L’argumentation de M. Poincaré est ici singulièrement forte. Les Alliés ont mis toutes leurs ressources dans l’effort de salut qui s’est terminé par la victoire ; chacun, selon ses facultés, a fourni ce dont il pouvait disposer ; les uns plus de matériel, les autres plus d’argent, la France plus d’hommes et plus de sang ; ceux-là seuls qui ont mis dans la commune entreprise plus d’argent auraient-ils droit à un remboursement ? La France, qui a été la plus éprouvée par la dévastation de son territoire, qui, du fait que les versements stipulés par le traité n’ont pas été effectués par l’Allemagne, a dû procéder elle-même à la reconstruction de ses régions dévastées, n’envisagera « aucun règlement des dettes qu’elle a contractées pendant la guerre, tant que les dépenses qu’elle a consenties et qu’elle aura à consentir pour la reconstitution de ses régions dévastées n’auront pas été couvertes par l’Allemagne directement ou par le moyen d’une combinaison qui lui permettrait de mobiliser le plus tut possible une partie suffisante de sa dette. »

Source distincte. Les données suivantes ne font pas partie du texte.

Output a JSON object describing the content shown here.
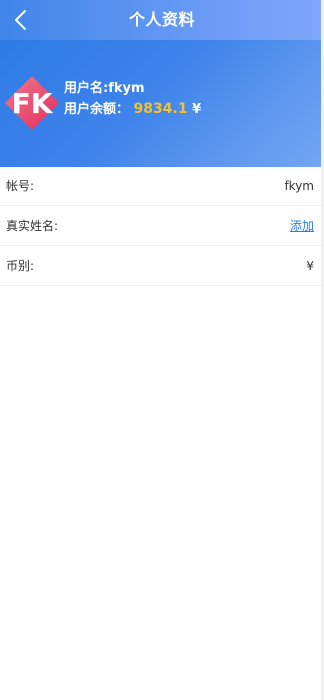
{
  "topbar": {
    "title": "个人资料",
    "back_icon": "chevron-left-icon"
  },
  "profile": {
    "avatar_icon": "fk-logo",
    "username_label": "用户名:",
    "username": "fkym",
    "balance_label": "用户余额：",
    "balance_value": "9834.1",
    "currency_symbol": "¥"
  },
  "list": {
    "items": [
      {
        "label": "帐号:",
        "value": "fkym"
      },
      {
        "label": "真实姓名:",
        "link": "添加"
      },
      {
        "label": "币别:",
        "value": "¥"
      }
    ]
  },
  "colors": {
    "topbar_start": "#3f86e9",
    "topbar_end": "#7fa8fb",
    "balance": "#f2c230",
    "link": "#2a7ce0"
  }
}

Quant aux dettes de guerre elles-mêmes, M. Poincaré établit parmi elles des distinctions. Pour les créances américaines, « on ne peut oublier que les États-Unis sont entrés dans la guerre sans que leur existence fût directement menacée et pour défendre, avec leur honneur, les principes qui sont à la base de la civilisation, tandis que l’Angleterre, comme la France, avait, en outre, à sauvegarder non seulement son indépendance et son territoire, mais encore la vie, les biens et les moyens d’existence de ses nationaux. » Enfin, le montant de la créance britannique appelle une révision ; la Cour des comptes a attiré l’attention du Gouvernement français sur ce fait que notre intendance facturait ses fournitures à l’armée anglaise au tarif intérieur payé pour les cessions de service français à service français.